[[!tag debian]]

Russ Allbery has written up summaries of the research he's done in preparation of a Debian Technical Committee vote on default init system in Debian's next release. The mails are long, and well worth reading completely if the topic interests you at all, but I'd like to quote separately a few paragraphs that I found thoughtful, and inspiring, in the greater Debian context and not just for the init system discussion.

From "init system other points, and conclusion":

Here again, I think we have an opportunity for Debian to be more innovative and forward-looking in what we attempt to accomplish in the archive by adopting frameworks that let us incorporate the principles of least privilege and defense in depth into our standard daemon configurations.

And later, from the same mail:

I think we should make wise decisions about which areas we want to invest project effort. I dislike investing significant project effort in catch-up efforts that, when complete, merely get us back to where we would have been if we'd chosen a different solution. I don't think that's wise stewardship of project resources. I want to see Debian focus its efforts on places where we can make a real difference, where we can be leaders. That means adopting the best-of-breed existing solutions and building on top of them, not reinventing wheels and thereby starting from a trailing position.

From "loose ends for init system decision":

It is not, in general, necessary to justify what you want to do in Debian. It doesn't matter if it's going to be used by thousands of people or two people. If you can do your work to the standards that we expect to be maintained across the archive, and without negative impact on Debian's other contributors, you can work on whatever you love. And, furthermore, we all support each other in our passions. Debian is built on a culture of deference to other people's work, and reasonable accomodation to the projects that other people want to work on.

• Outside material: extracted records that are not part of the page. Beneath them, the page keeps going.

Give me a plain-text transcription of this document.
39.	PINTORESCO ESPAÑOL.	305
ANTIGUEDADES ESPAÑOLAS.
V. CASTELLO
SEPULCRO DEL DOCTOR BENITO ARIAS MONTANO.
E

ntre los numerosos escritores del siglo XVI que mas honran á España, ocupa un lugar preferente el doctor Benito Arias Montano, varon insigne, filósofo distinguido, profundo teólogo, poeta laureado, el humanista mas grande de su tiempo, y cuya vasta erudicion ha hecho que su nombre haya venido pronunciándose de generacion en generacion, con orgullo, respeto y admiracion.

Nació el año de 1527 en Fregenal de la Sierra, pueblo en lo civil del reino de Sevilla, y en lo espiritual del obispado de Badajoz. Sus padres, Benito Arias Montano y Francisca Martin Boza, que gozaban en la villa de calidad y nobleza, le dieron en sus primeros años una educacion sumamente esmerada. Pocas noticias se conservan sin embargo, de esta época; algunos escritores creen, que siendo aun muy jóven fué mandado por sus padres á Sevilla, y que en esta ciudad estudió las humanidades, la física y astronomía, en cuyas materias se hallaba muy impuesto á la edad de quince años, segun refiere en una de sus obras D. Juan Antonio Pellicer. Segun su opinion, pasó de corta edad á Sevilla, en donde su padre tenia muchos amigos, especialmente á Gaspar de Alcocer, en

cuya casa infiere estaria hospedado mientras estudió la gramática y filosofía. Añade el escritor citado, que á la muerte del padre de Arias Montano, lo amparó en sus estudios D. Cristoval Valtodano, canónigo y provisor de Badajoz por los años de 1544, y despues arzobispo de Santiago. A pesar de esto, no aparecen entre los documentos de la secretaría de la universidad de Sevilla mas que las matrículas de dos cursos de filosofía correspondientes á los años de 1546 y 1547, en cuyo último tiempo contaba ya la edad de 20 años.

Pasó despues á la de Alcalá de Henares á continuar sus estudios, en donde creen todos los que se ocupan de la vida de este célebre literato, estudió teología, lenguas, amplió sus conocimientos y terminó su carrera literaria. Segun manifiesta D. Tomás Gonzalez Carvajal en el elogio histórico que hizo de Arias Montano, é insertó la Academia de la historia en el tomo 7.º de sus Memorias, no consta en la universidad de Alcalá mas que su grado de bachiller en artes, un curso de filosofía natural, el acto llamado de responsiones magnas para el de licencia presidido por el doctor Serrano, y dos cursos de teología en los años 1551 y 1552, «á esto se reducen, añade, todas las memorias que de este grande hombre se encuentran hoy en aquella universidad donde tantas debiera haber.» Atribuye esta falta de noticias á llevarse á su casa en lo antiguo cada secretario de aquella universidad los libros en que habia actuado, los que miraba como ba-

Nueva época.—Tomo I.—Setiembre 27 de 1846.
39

Now, there is a fine balance here. Deference to other people's work does not mean a requirement to join their work. Reasonable accomodation does not mean that every Debian developer is required to test their software on non-Linux ports. The goal is that all of us should be empowered to work on the things we are passionate about, which implicitly includes being empowered to not work on the things that are not of interest to us. Therefore, for some efforts, and specifically for the non-Linux port efforts, the work is mostly born by the porters. They're expected to test, diagnose problems, and submit patches. The deference and reasonable accomodation that we expect of Debian contributors is to merge those patches when they are reasonable, to not undermine the porting effort when there is a reasonable approach that preserves it, and to be aware of the implications of their packaging for those ports in the broad sense (such as qualifying build-dependencies with [linux-any] where appropriate).

We do not expect Debian contributors to reject significant new upstream versions or significant new integrations because they will affect the non-Linux ports, or, for that matter, other projects in Debian. We do expect those changes to follow the standards that we expect of Debian as a whole, and that porting efforts will be treated with deference and reasonable accomodation.

I won't offer a comment on these quotes—I prefer to let them speak for themselves—but I will say I find these to be among the wisest things said within Debian all year.